EphrinB2 Ameliorates Renal Fibrosis by Inhibiting the TGF-β/Smad3 Signaling Pathway and the Inflammation Response.

Background: EphrinB2 is known to play a variety of roles in the pathological process of fibrosis in the heart, skin, and retina, according to current research. However, the role of Ephrin- B2 in renal fibrosis remains to be clarified.

Objective: We aimed to investigate the role of EphrinB2 in the renal fibrosis model and its underlying mechanisms.

Materials and methods: Unilateral ureteral obstruction (UUO) models and TGF-β-treated renal tubular epithelial cells (HK2) were adopted in this study to determine if EphrinB2 could lead to renal fibrosis.
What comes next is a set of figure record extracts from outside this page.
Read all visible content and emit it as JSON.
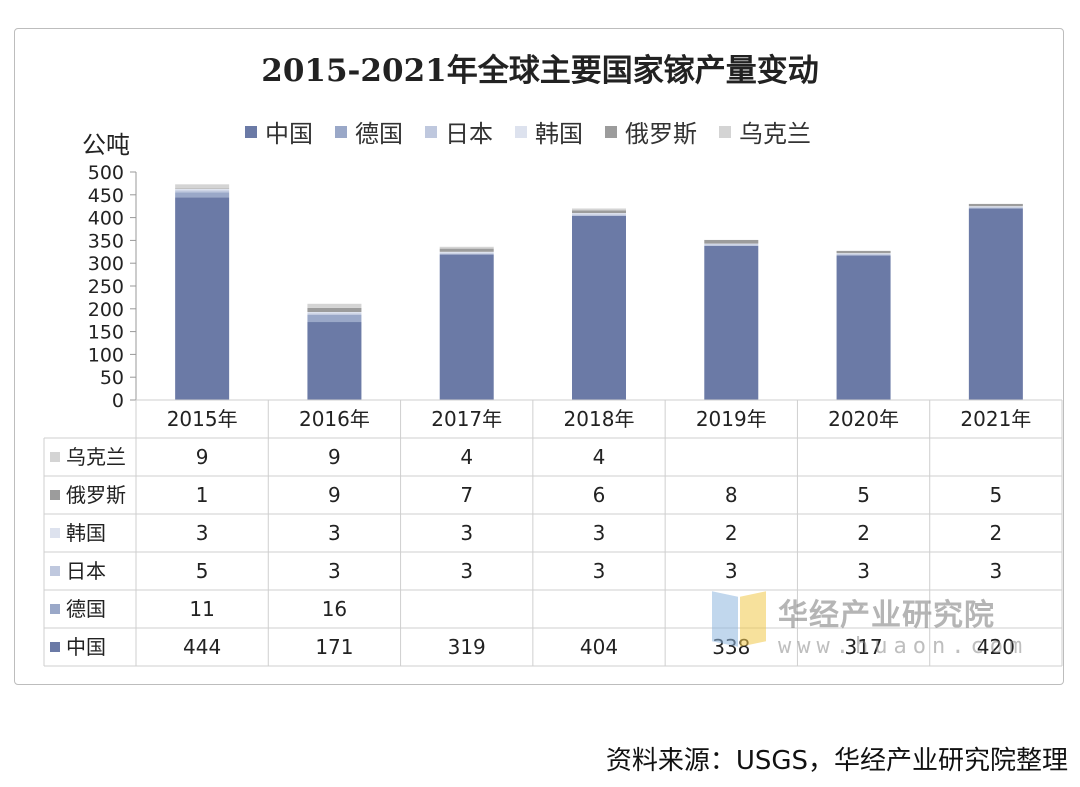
{
  "chart_data": {
    "type": "bar",
    "stacked": true,
    "title": "2015-2021年全球主要国家镓产量变动",
    "ylabel": "公吨",
    "ylim": [
      0,
      500
    ],
    "yticks": [
      0,
      50,
      100,
      150,
      200,
      250,
      300,
      350,
      400,
      450,
      500
    ],
    "categories": [
      "2015年",
      "2016年",
      "2017年",
      "2018年",
      "2019年",
      "2020年",
      "2021年"
    ],
    "series": [
      {
        "name": "中国",
        "color": "#6b7aa6",
        "values": [
          444,
          171,
          319,
          404,
          338,
          317,
          420
        ]
      },
      {
        "name": "德国",
        "color": "#9aa8c8",
        "values": [
          11,
          16,
          null,
          null,
          null,
          null,
          null
        ]
      },
      {
        "name": "日本",
        "color": "#bfc8de",
        "values": [
          5,
          3,
          3,
          3,
          3,
          3,
          3
        ]
      },
      {
        "name": "韩国",
        "color": "#dde2ee",
        "values": [
          3,
          3,
          3,
          3,
          2,
          2,
          2
        ]
      },
      {
        "name": "俄罗斯",
        "color": "#9c9c9c",
        "values": [
          1,
          9,
          7,
          6,
          8,
          5,
          5
        ]
      },
      {
        "name": "乌克兰",
        "color": "#d4d4d4",
        "values": [
          9,
          9,
          4,
          4,
          null,
          null,
          null
        ]
      }
    ],
    "legend_position": "top",
    "grid": false,
    "data_table": true
  },
  "source_note": "资料来源：USGS，华经产业研究院整理",
  "watermark": {
    "name": "华经产业研究院",
    "url": "www.huaon.com"
  }
}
Results: EphrinB2 was highly expressed in renal tubular cells in UUO mice. Using adeno-associated virus (AAV)-mediated EphrinB2 overexpression, we observed significant improvements in renal function and injury, as well as a marked reduction in fibrosis. For example, EphrinB2 overexpression decreased the expression of fibrosis markers such as Fibronectin and α-SMA by approximately 40%. In vitro, EphrinB2 also significantly reduced extracellular matrix (ECM) deposition and cellular fibrosis under TGF-β stimulation. Mechanistically, EphrinB2 inhibited TGF-β/Smad3 signaling by approximately 40%, and reduced inflammatory markers such as MCP1 and IL-1β by approximately 60% and 35%, respectively.

Conclusions: This study uncovered a previously unrecognized anti-fibrotic role of EphrinB2 in renal fibrosis, which is achieved through the prevention TGF-β/Smad3 signaling and inflammation response. It seemed that EphrinB2 might be a promising therapeutic target in the treatment of fibrotic diseases and kidney failure.